In 1975 civil war in Lebanon crippled the correspondence ministry, because letters could neither come nor go. During the first few months of the civil war there were times when Ghassan could not get out of his house to visit his parishioners, and it was almost impossible to go to the publishing office which was on the other side of a fighting line. For nearly a year he did not see Frances Fuller, who was director of the publishing program. When he finally did see her, he was carrying a remarkable piece of work that he had done at home. He told her that for months he had, like most of the people in Beirut, walked the floor while listening to gunfire and to news reports on the radio. Then one day he had become aware of all the wasted time and thought, “Now what were some of those things I often said I would do, if I had the time?”  One of those things, he remembered, was to create a concordance of the Bible.

He had a copy of The Englishman’s Concordance to the New Testament and began to translate it into Arabic. While the shells exploded around the apartment building where he lived with his wife and baby girl, he plugged away at his project. This was much more than simple translation and required all of his skills in English, Greek and Arabic. As he studied each word in the English New Testament, he had to look carefully at the original Greek texts and then determine which Arabic word best fit the usage of the Greek word in the New Testament context. To be useful to the student of the Bible, each Greek word had to be related accurately to the words of the Van Dyke Arabic Bible, the most commonly used translation in the Arab world. In the process he became far more understanding of the Greek New Testament than I am!

 

A Historic Opportunity

Mrs. Fuller was thrilled to see it—history’s first Arabic Concordance to the Greek New Testament, though the Arabic Bible had been distributed and read for a thousand years! It was a much needed tool for Bible study in the Arabic-speaking world and here it was sitting on her desk in front of her! Well, about one-third of it, with its creator hoping she would change his job description and allow him to finish it. Knowing that the production of this book would be difficult and expensive, but knowing that she had to find a way, Frances encouraged him to complete it.

In the final stages of production, Ghassan himself did the tedious task of cutting the Greek words from copies of the Greek dictionary and using a light table to paste each word into the space saved for it by the Arabic typesetter. In 1979, four years after its shaky beginning, the book rolled from the presses, with a foreword by the renowned scholar, Dr. Kenneth Bailey, and the acclaim of a prestigious Beirut newspaper in a full page article describing it. Three thousand of the 5000 copies printed had already been sold to an Egyptian distributor. It is still in use today among Arabic-speaking pastors, priests and serious students of the Bible, and still the only Arabic concordance!

 

Using What He Learned

Because of what he learned through working on the Greek-Arabic concordance, Ghassan was invited to become a consultant to the Bible Society in its translation projects. Through the help of a friend, he enrolled in a seminary in Belgium where he studied sources in English, French and Arabic and earned a Ph.D. degree!

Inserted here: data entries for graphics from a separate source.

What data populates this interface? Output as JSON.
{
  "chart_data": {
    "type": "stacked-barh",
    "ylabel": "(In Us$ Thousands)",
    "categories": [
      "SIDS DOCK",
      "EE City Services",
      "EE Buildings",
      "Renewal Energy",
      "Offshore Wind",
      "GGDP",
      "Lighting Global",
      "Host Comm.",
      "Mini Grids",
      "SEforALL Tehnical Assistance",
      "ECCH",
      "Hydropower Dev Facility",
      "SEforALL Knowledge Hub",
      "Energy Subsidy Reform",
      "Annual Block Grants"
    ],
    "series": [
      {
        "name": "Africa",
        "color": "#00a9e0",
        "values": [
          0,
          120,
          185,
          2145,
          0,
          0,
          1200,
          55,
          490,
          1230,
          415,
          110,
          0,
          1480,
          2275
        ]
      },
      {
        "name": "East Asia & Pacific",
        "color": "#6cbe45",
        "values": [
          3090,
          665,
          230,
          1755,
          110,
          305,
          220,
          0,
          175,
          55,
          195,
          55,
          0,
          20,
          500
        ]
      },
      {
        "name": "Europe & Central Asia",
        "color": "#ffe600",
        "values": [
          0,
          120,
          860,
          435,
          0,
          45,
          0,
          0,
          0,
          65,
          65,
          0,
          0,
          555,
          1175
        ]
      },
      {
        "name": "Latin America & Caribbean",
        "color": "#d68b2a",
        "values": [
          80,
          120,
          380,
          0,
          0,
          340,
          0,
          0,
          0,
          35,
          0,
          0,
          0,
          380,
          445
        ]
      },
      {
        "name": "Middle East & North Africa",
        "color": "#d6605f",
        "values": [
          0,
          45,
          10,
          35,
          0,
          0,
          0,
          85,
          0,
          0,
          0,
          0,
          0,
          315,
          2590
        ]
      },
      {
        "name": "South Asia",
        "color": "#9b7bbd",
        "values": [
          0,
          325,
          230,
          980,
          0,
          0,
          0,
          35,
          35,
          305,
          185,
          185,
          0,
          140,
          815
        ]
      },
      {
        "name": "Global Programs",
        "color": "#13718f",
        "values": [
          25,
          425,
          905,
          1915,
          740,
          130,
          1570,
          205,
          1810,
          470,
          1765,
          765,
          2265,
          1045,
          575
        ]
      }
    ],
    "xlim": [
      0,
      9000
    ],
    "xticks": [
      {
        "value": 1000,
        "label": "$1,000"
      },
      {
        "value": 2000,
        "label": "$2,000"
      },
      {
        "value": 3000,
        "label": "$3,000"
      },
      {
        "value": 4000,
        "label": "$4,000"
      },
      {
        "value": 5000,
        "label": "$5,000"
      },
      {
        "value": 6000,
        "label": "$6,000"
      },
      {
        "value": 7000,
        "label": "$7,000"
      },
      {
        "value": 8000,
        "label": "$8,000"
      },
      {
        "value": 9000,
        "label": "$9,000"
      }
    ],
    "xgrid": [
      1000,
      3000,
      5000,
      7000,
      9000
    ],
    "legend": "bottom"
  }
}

He has continued to study and to write and has published twelve more books, including Lebanon in the Bible.

Now Ghassan is working on the project he considers to be the peak of his career: A translation of the New Testament, directly from Greek into Arabic. His aim is to present the NT books as historical documents so that researchers can detect the flavor of the New Testament time and culture exactly as they were, without any modernization of biblical terms or expressions. He expects his work to be of value in seminary classrooms and used by professors, pastors and other educated people in the Arab world. He is adding footnotes to take care of ambiguities in the text. Ghassan hopes to finish this project in 2018.

These are amazing accomplishments for a boy with a fifth grade education who wanted to study in the seminary though he didn’t qualify!